/ 13 September 2002

Shock over judicial findings on addict’s death

The outcome of a judicial inquiry into the death of 16-year-old Logan Klingenberg, a heroin addict, at Noupoort rehabilitation centre last year, was greeted with shock in the small Karoo town court on Wednesday.

Magistrate Francois Muller found no evidence to incriminate instructors Dave Barber and Fabian Grenz, the two men responsible for Klingenberg at the time of his death.

Klingenberg was found dead in a cell, with a chain around his neck, in the disciplinary barracks Midlandia on May 15 last year.

Despite testimony from four witnesses that Klingenberg had been assaulted and grossly maltreated, Muller dismissed the evidence as unreliable.
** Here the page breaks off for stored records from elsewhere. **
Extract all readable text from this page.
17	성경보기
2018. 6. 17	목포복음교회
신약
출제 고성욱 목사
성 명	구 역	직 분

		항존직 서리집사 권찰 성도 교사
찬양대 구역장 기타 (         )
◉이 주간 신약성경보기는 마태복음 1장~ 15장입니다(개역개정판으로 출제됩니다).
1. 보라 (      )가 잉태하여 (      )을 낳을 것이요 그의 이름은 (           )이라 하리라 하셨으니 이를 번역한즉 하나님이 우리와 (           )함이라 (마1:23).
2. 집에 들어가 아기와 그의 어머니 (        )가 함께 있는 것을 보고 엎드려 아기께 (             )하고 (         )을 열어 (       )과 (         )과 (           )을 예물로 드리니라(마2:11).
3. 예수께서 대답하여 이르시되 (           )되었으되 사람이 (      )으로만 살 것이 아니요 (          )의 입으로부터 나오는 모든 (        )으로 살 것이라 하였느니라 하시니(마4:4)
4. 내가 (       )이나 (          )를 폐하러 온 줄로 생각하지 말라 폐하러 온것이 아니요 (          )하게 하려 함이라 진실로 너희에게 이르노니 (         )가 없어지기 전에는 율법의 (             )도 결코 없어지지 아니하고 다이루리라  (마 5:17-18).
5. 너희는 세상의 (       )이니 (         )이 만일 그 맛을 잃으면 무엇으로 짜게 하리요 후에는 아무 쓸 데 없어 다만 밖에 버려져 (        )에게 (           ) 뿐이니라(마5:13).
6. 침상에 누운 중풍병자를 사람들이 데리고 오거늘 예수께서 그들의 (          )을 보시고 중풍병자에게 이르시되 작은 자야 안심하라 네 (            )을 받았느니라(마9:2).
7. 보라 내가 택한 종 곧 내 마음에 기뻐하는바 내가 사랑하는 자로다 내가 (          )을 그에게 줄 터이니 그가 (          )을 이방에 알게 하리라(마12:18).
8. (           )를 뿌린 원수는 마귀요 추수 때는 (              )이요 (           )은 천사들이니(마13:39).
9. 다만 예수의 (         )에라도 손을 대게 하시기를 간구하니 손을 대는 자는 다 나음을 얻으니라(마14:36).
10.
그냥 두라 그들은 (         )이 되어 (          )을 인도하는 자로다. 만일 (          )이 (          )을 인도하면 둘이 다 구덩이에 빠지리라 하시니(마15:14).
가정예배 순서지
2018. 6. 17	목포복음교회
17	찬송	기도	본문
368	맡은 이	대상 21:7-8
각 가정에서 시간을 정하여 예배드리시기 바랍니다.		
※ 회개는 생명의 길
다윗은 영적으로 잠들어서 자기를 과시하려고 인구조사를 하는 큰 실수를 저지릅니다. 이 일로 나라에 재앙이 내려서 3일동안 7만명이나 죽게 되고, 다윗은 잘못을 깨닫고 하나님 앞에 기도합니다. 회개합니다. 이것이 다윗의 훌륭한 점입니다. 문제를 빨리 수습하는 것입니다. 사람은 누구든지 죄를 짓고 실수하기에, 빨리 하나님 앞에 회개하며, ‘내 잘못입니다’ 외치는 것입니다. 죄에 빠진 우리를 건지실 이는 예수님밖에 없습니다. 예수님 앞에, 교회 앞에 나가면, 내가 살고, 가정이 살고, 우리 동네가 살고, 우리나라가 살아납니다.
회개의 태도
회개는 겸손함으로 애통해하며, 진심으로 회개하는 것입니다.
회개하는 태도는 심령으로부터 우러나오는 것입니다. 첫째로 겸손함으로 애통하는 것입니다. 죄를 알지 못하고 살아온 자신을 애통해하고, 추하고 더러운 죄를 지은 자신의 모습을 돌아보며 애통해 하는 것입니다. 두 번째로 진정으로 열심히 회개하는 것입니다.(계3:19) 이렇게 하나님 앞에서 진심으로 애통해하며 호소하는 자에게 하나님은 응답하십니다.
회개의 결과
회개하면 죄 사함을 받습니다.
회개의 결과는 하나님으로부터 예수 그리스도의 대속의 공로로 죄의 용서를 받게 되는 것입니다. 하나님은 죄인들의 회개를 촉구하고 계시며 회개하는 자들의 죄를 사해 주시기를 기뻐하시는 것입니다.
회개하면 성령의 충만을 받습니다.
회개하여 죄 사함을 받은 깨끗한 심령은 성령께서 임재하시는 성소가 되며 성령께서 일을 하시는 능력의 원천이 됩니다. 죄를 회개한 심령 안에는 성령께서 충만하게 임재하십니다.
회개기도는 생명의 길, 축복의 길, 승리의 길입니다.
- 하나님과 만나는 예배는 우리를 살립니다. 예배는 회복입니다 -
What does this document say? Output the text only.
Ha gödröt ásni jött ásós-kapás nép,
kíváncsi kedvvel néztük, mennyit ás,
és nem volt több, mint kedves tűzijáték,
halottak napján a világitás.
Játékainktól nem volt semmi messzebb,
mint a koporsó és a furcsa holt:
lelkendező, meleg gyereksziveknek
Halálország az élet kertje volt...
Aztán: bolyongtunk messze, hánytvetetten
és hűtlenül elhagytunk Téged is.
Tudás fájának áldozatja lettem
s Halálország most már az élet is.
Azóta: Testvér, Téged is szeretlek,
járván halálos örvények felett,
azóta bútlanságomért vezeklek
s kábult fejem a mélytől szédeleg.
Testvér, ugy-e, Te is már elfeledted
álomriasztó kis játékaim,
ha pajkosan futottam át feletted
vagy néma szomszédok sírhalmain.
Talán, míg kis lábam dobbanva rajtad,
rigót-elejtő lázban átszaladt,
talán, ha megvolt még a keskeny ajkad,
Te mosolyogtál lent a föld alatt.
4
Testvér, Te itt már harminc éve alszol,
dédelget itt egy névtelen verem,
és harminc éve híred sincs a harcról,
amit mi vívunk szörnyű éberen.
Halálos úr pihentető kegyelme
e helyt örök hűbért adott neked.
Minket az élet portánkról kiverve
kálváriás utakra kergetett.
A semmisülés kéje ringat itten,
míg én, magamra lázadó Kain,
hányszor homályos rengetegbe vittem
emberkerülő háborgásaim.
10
Instead he relied on the testimonies of Barber and Grenz, who he believed were acting in the line of duty when they tied Klingenberg up in a cell for three days without food and water, as punishment for trying to escape from Noupoort and refusing to take part in physical training.

Muller, speaking Afrikaans, referred to the methods used at Midlandia as the same as those used in the army during the years of military conscription, and as “nothing strange”. He stated that these methods built community spirit and that it was part of every young man’s life during the old era, “creating an army that was once regarded as one of the finest in the world”.

He found the methods used at Midlandia to be acceptable as they taught self-discipline and were applicable because “heroin addicts lacked routine and self-discipline”.

With regard to the treatment Grenz and Barber meted out on Klingenberg, Muller found they had no option but to “lock the man up” because he was aggressive and unwilling to participate.

Muller accepted the evidence of the pathologist who performed the autopsy on Klingenberg, Dr Trompie Els of Bloemfontein, who found bruising all over Klingenberg’s body but could not establish when this had occurred. His evidence that Klingenberg caused his own death by twisting the iron chain around his neck, and thus injuring the carotid body in the neck, causing his heart to stop beating, was accepted.

The young man’s father, Richard Klingenberg, was visibly shocked on hearing the outcome. “I am devastated and disappointed at this injustice. That was my flesh and blood, that was my son. They called themselves Christians and they treated my son worse than a dog. I believe Noupoort is operating illegally as its licence expired at the end of August. The addicts at the centre are terrified as they are still being mistreated and abused. This inquiry has basically given the thumbs up to the violation of human rights. Addicts are human beings, not criminals. It is a tragedy that my son died this way.”